You know what’s cool? When you get an unexpected care package from a perfumista in a foreign country, full of great (and strange) chocolate thingies labeled in languages you don’t speak, including a box of what looks like chestnut dessert vermicelli. I’d put up a photo of the contents but then the kids would want some, and I’m a heartless wench and I don’t feel like sharing (except for the better-than-Nutella spread, which I surrendered without revealing its source.)
Also included was a cute mini of fragrance I didn’t recognize from the bottle — Revolution à Versailles from Jean Desprez, the folks behind Bal à Versailles. Some internet research on my part revealed … pretty much nothing, except a possible release date of 1989 and one random list of plausible notes: frangipani, jasmine, plum, rose and sandalwood.
If this scent is actually from the late 1980s, I’d believe it – it’s a heavy hitter even in what I think is an EDT concentration (the bottle’s almost impossible to read.) It’s also slightly reminiscent of another poisonous plum of the era – Dior Poison, of course.

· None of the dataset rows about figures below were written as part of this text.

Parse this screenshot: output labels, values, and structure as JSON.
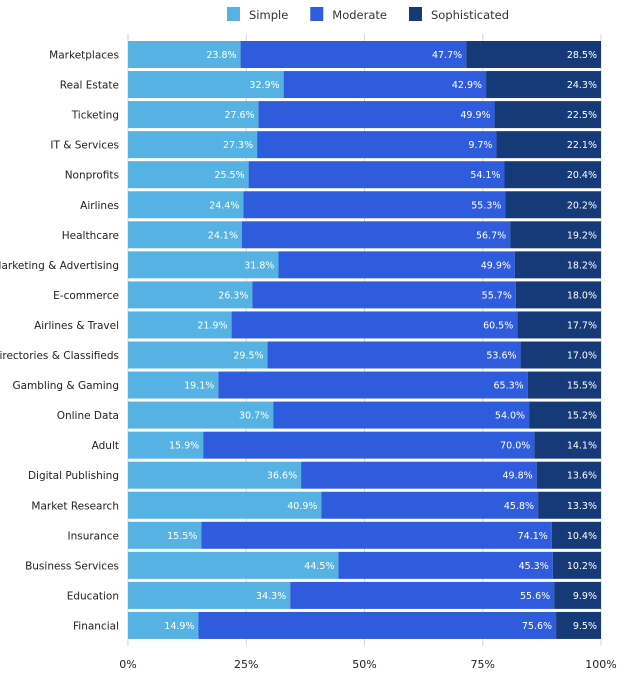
{
  "chart_data": {
    "type": "bar",
    "orientation": "horizontal",
    "stacked": true,
    "legend_position": "top",
    "grid": true,
    "xlim": [
      0,
      100
    ],
    "x_ticks": [
      "0%",
      "25%",
      "50%",
      "75%",
      "100%"
    ],
    "colors": {
      "Simple": "#55b2e2",
      "Moderate": "#2f5cdc",
      "Sophisticated": "#163a78"
    },
    "categories": [
      "Marketplaces",
      "Real Estate",
      "Ticketing",
      "IT & Services",
      "Nonprofits",
      "Airlines",
      "Healthcare",
      "Marketing & Advertising",
      "E-commerce",
      "Airlines & Travel",
      "Directories & Classifieds",
      "Gambling & Gaming",
      "Online Data",
      "Adult",
      "Digital Publishing",
      "Market Research",
      "Insurance",
      "Business Services",
      "Education",
      "Financial"
    ],
    "series": [
      {
        "name": "Simple",
        "values": [
          23.8,
          32.9,
          27.6,
          27.3,
          25.5,
          24.4,
          24.1,
          31.8,
          26.3,
          21.9,
          29.5,
          19.1,
          30.7,
          15.9,
          36.6,
          40.9,
          15.5,
          44.5,
          34.3,
          14.9
        ]
      },
      {
        "name": "Moderate",
        "values": [
          47.7,
          42.9,
          49.9,
          9.7,
          54.1,
          55.3,
          56.7,
          49.9,
          55.7,
          60.5,
          53.6,
          65.3,
          54.0,
          70.0,
          49.8,
          45.8,
          74.1,
          45.3,
          55.6,
          75.6
        ]
      },
      {
        "name": "Sophisticated",
        "values": [
          28.5,
          24.3,
          22.5,
          22.1,
          20.4,
          20.2,
          19.2,
          18.2,
          18.0,
          17.7,
          17.0,
          15.5,
          15.2,
          14.1,
          13.6,
          13.3,
          10.4,
          10.2,
          9.9,
          9.5
        ]
      }
    ]
  }
}
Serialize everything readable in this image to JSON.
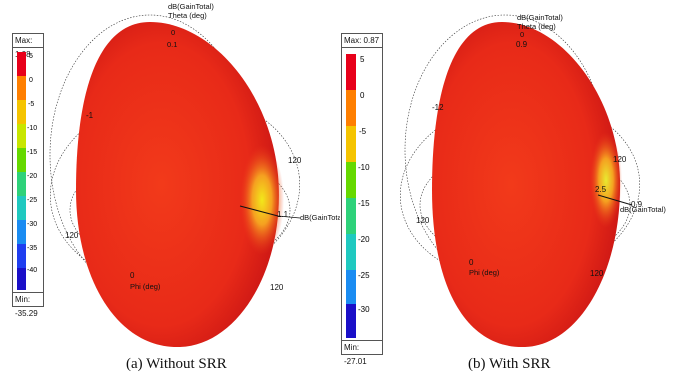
{
  "panels": [
    {
      "caption": "(a) Without SRR",
      "legend": {
        "max_label": "Max: 1.08",
        "min_label": "Min: -35.29",
        "ticks": [
          "5",
          "0",
          "-5",
          "-10",
          "-15",
          "-20",
          "-25",
          "-30",
          "-35",
          "-40"
        ],
        "colors": [
          "#e8001a",
          "#ff7f00",
          "#f5c400",
          "#c8e600",
          "#66d900",
          "#2ed27a",
          "#1fc9c0",
          "#1a8cf2",
          "#1f3ef0",
          "#1a0fc8"
        ]
      },
      "plot": {
        "top_label_1": "dB(GainTotal)",
        "top_label_2": "Theta (deg)",
        "top_tick": "0",
        "top_tick_2": "0.1",
        "left_tick": "-1",
        "right_tick_1": "120",
        "right_axis_value": "1.1",
        "right_axis_label": "dB(GainTotal)",
        "left_bottom_tick": "120",
        "phi_zero": "0",
        "phi_label": "Phi (deg)",
        "bottom_right_tick": "120"
      }
    },
    {
      "caption": "(b) With SRR",
      "legend": {
        "max_label": "Max: 0.87",
        "min_label": "Min: -27.01",
        "ticks": [
          "5",
          "0",
          "-5",
          "-10",
          "-15",
          "-20",
          "-25",
          "-30"
        ],
        "colors": [
          "#e8001a",
          "#ff7f00",
          "#f5c400",
          "#66d900",
          "#2ed27a",
          "#1fc9c0",
          "#1a8cf2",
          "#1a0fc8"
        ]
      },
      "plot": {
        "top_label_1": "dB(GainTotal)",
        "top_label_2": "Theta (deg)",
        "top_tick": "0",
        "top_tick_2": "0.9",
        "left_tick": "-12",
        "right_tick_1": "120",
        "right_axis_value": "0.9",
        "inner_value": "2.5",
        "right_axis_label": "dB(GainTotal)",
        "left_bottom_tick": "120",
        "phi_zero": "0",
        "phi_label": "Phi (deg)",
        "bottom_right_tick": "120"
      }
    }
  ]
}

I probably scared 90% of you off right there, and I shouldn’t have – it’s much easier to wear. I love me some Poison, but this doesn’t have the death-by-cherry-cough-syrup assertiveness of Poison. After an initial burst of many-vague-florals sweetness, it settles into a beautiful, dark plum and sandalwood, and on my skin that’s pretty much the entire story. It’s less dense than Poison, and less complex/woody than any of the possibly-corresponding scents in the SL Bois series. It lasts and lasts on my skin without demanding too much attention or sucking up all the breathable air around me – although, granted, I’m dabbing it on from a mini.
The sweetness of a plum cordial cut by dry, slightly raspy sandalwood; what’s not to like? During one of my test-drives a male acquaintance blurted out, “You smell really nice!” and then looked totally embarrassed. He’s not the sort of guy who’d ordinarily comment on a fragrance.
Is Revolution à Versailles all that revolutionary? Is it high concept, or genius? Nope. Instead, it’s the sort of thing that I’ve gained more appreciation for in my perfumista journey. It’s old-school pretty without being retro-vintage. It doesn’t work my last nerve on the wrong day, the way Bal or Mitsouko or Femme or another vintage favorite can (no oakmoss, no detectable musky skank.) It’s easy to wear without being boring, and it’s perfect for this time of year. I have no idea whether it was intended to be a ripoff of Poison or not, but it’s cozy and comforting in a way Poison can’t be, classy like a well-cut cashmere sweater, and just a little sexy.
My gift-mini doesn’t look old, and Revolution à Versailles is available all over the internets – a quick search revealing plenty of 1.7 oz. bottles for about $40.